# How is trigonometric substitution different from u substitution?

Mar 16, 2016

Generally, trig substitution is used for integrals of the form ${x}^{2} \pm {a}^{2}$ or $\sqrt{{x}^{2} \pm {a}^{2}}$, while $u$-substitution is used when a function and its derivative appears in the integral.

#### Explanation:

I find both types of substitutions very fascinating because of the reasoning behind them. Consider, first, trig substitution. This stems from the Pythagorean Theorem and the Pythagorean Identities, probably the two most important concepts in trigonometry. We use this when we have something like:
${x}^{2} + {a}^{2} \to$ where $a$ is constant
$\sqrt{{x}^{2} + {a}^{2}} \to$ again assuming $a$ is constant

We can see that these two look awfully like ${a}^{2} + {b}^{2} = {c}^{2}$, which is the Pythagorean Theorem. It relates the two sides of a right triangle to the triangle's hypotenuse. If we draw this out, we can see that yes, ${x}^{2} + {a}^{2}$ can be represented with a triangle:

The picture is very useful, because it tells us $\tan \theta = \frac{x}{a}$, or $a \tan \theta = x$; this forms the basis of the trig substitution. Furthermore (and this is where it gets awesome), when you substitute $x = \tan \theta$ into ${x}^{2} + {a}^{2}$, you end up with a Pythagorean Identity, in this case ${\tan}^{2} \theta + 1 = {\sec}^{2} \theta$. You can then do some simplifying for ${\sec}^{2} \theta$ if you need to, and the integral is easy there on out. The same goes for the cases ${x}^{2} - {a}^{2}$, ${a}^{2} - {x}^{2}$, $\sqrt{{x}^{2} - {a}^{2}}$, and $\sqrt{{a}^{2} - {x}^{2}}$.

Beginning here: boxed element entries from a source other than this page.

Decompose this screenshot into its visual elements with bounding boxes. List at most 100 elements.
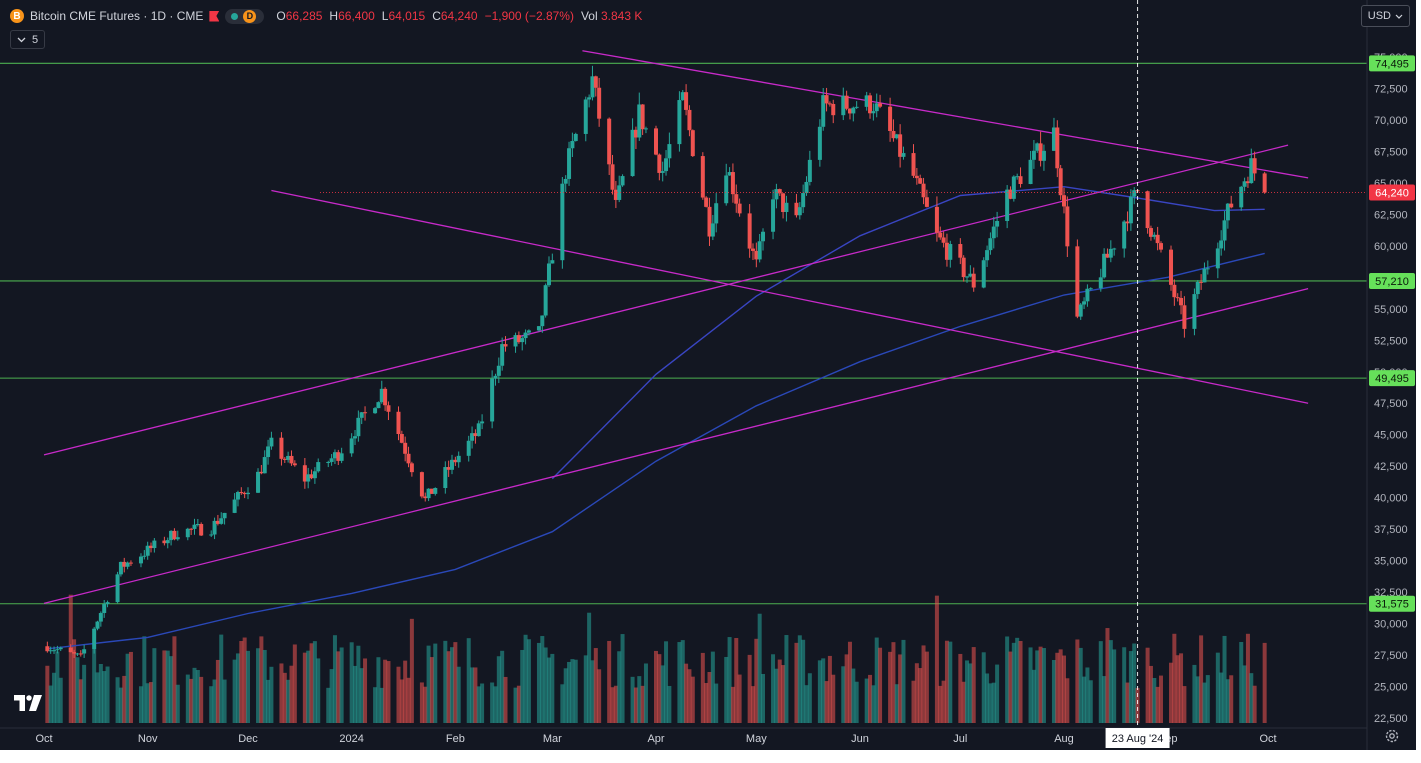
- volume-bar: [948, 641, 953, 723]
- currency-selector[interactable]: USD: [1360, 5, 1410, 27]
- candle: [1179, 290, 1184, 315]
- candle-body: [1222, 220, 1227, 241]
- tradingview-logo-icon[interactable]: [14, 695, 42, 711]
- candle: [1205, 260, 1210, 275]
- candle: [797, 202, 802, 220]
- candle-body: [493, 375, 498, 379]
- candle-body: [122, 561, 127, 567]
- volume-bar: [640, 685, 645, 723]
- candle: [971, 267, 976, 292]
- candle-body: [256, 471, 261, 493]
- candle: [1058, 164, 1063, 200]
- candle-body: [898, 134, 903, 157]
- candle: [1215, 242, 1220, 279]
- volume-bar: [82, 664, 87, 723]
- candle: [1175, 293, 1180, 302]
- flag-icon[interactable]: [209, 10, 220, 22]
- open-value: 66,285: [285, 9, 323, 23]
- volume-bar: [1158, 675, 1163, 723]
- volume-bar: [149, 682, 154, 723]
- candle: [45, 641, 50, 653]
- candle: [1125, 211, 1130, 232]
- candle: [754, 242, 759, 268]
- candle-body: [95, 621, 100, 629]
- volume-bar: [256, 648, 261, 723]
- candle: [664, 150, 669, 176]
- candle: [406, 446, 411, 468]
- price-chart[interactable]: 22,50025,00027,50030,00032,50035,00037,5…: [0, 0, 1416, 750]
- candle-body: [700, 156, 705, 198]
- candle-body: [52, 650, 57, 652]
- volume-layer: [45, 594, 1267, 723]
- volume-bar: [185, 674, 190, 723]
- volume-bar: [540, 636, 545, 723]
- candle: [871, 103, 876, 121]
- candle-body: [570, 141, 575, 149]
- volume-bar: [266, 679, 271, 723]
- candle-body: [654, 128, 658, 155]
- low-value: 64,015: [388, 9, 426, 23]
- candle: [1031, 140, 1036, 169]
- volume-bar: [496, 656, 501, 723]
- candle: [376, 401, 381, 409]
- candle: [282, 457, 287, 464]
- volume-bar: [222, 679, 227, 723]
- candle: [266, 439, 271, 465]
- candle: [827, 101, 832, 107]
- candle-body: [747, 213, 752, 249]
- y-tick-label: 60,000: [1374, 241, 1408, 253]
- volume-bar: [386, 661, 391, 723]
- gear-icon[interactable]: [1384, 728, 1400, 744]
- volume-bar: [573, 659, 578, 723]
- volume-bar: [1051, 659, 1056, 723]
- candle: [302, 458, 307, 489]
- candle: [817, 119, 822, 167]
- candle: [339, 447, 344, 464]
- candle: [470, 426, 475, 449]
- candle: [122, 557, 127, 573]
- candle: [771, 189, 776, 240]
- indicators-toggle[interactable]: 5: [10, 30, 46, 49]
- volume-bar: [426, 645, 431, 723]
- candle: [399, 430, 404, 444]
- candle: [1098, 268, 1103, 292]
- volume-bar: [399, 679, 404, 723]
- volume-bar: [138, 686, 143, 723]
- candle: [246, 487, 250, 500]
- candle-body: [804, 181, 809, 194]
- candle-body: [48, 650, 53, 652]
- volume-bar: [754, 638, 759, 723]
- volume-bar: [336, 651, 341, 723]
- candle-body: [560, 183, 565, 261]
- candle: [667, 132, 672, 168]
- volume-bar: [607, 640, 612, 723]
- market-status-pill[interactable]: D: [225, 8, 265, 24]
- y-tick-label: 62,500: [1374, 209, 1408, 221]
- level-tag: 74,495: [1369, 55, 1415, 72]
- volume-bar: [914, 663, 919, 723]
- candle-body: [704, 197, 709, 207]
- candle-body: [781, 193, 786, 212]
- candle-body: [777, 189, 782, 194]
- volume-bar: [536, 642, 541, 723]
- candle-body: [55, 649, 60, 651]
- volume-bar: [898, 654, 903, 723]
- volume-bar: [212, 679, 217, 723]
- candle: [914, 168, 919, 185]
- candle: [1245, 176, 1250, 188]
- candle-body: [573, 133, 578, 142]
- volume-bar: [246, 650, 250, 723]
- volume-bar: [864, 678, 869, 723]
- candle: [215, 514, 220, 526]
- candle-body: [1015, 176, 1020, 178]
- volume-bar: [774, 668, 779, 723]
- volume-bar: [189, 678, 194, 723]
- last-price-tag-label: 64,240: [1375, 187, 1409, 199]
- candle-body: [209, 534, 214, 536]
- candle-body: [1088, 288, 1093, 290]
- candle-body: [302, 465, 307, 482]
- candle: [640, 104, 645, 135]
- symbol-title[interactable]: Bitcoin CME Futures · 1D · CME: [30, 9, 204, 23]
- candle: [1199, 274, 1204, 290]
- candle-body: [924, 197, 929, 207]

You can use trig sub. for a good deal of problems, but you can use $u$-substitution arguably even more. We use this technique when we have something like $\int \ln \frac{x}{x} \mathrm{dx}$. If we are observant, we see that we have two functions - $\ln x$ and $\frac{1}{x}$. And if we remember our basic derivatives, we know $\frac{d}{\mathrm{dx}} \ln x = \frac{1}{x}$ for $x > 0$ (or $\frac{d}{\mathrm{dx}} \ln \left\mid x \right\mid = \frac{1}{x}$ for $x \ne 0$). So the idea is to say let $u = \ln x$; then $\frac{\mathrm{du}}{\mathrm{dx}} = \frac{1}{x}$ and $\mathrm{du} = \frac{\mathrm{dx}}{x}$. The problem, after making these substitutions, simplifies to $\int u \mathrm{du}$ - a much easier integral than before.

While these two techniques may be different, they both serve the same purpose: to reduce an integral to a simpler form so we can use basic techniques. I'm sure my explanation does not suffice to include all the specific details about these substitutions, so I invite others to contribute.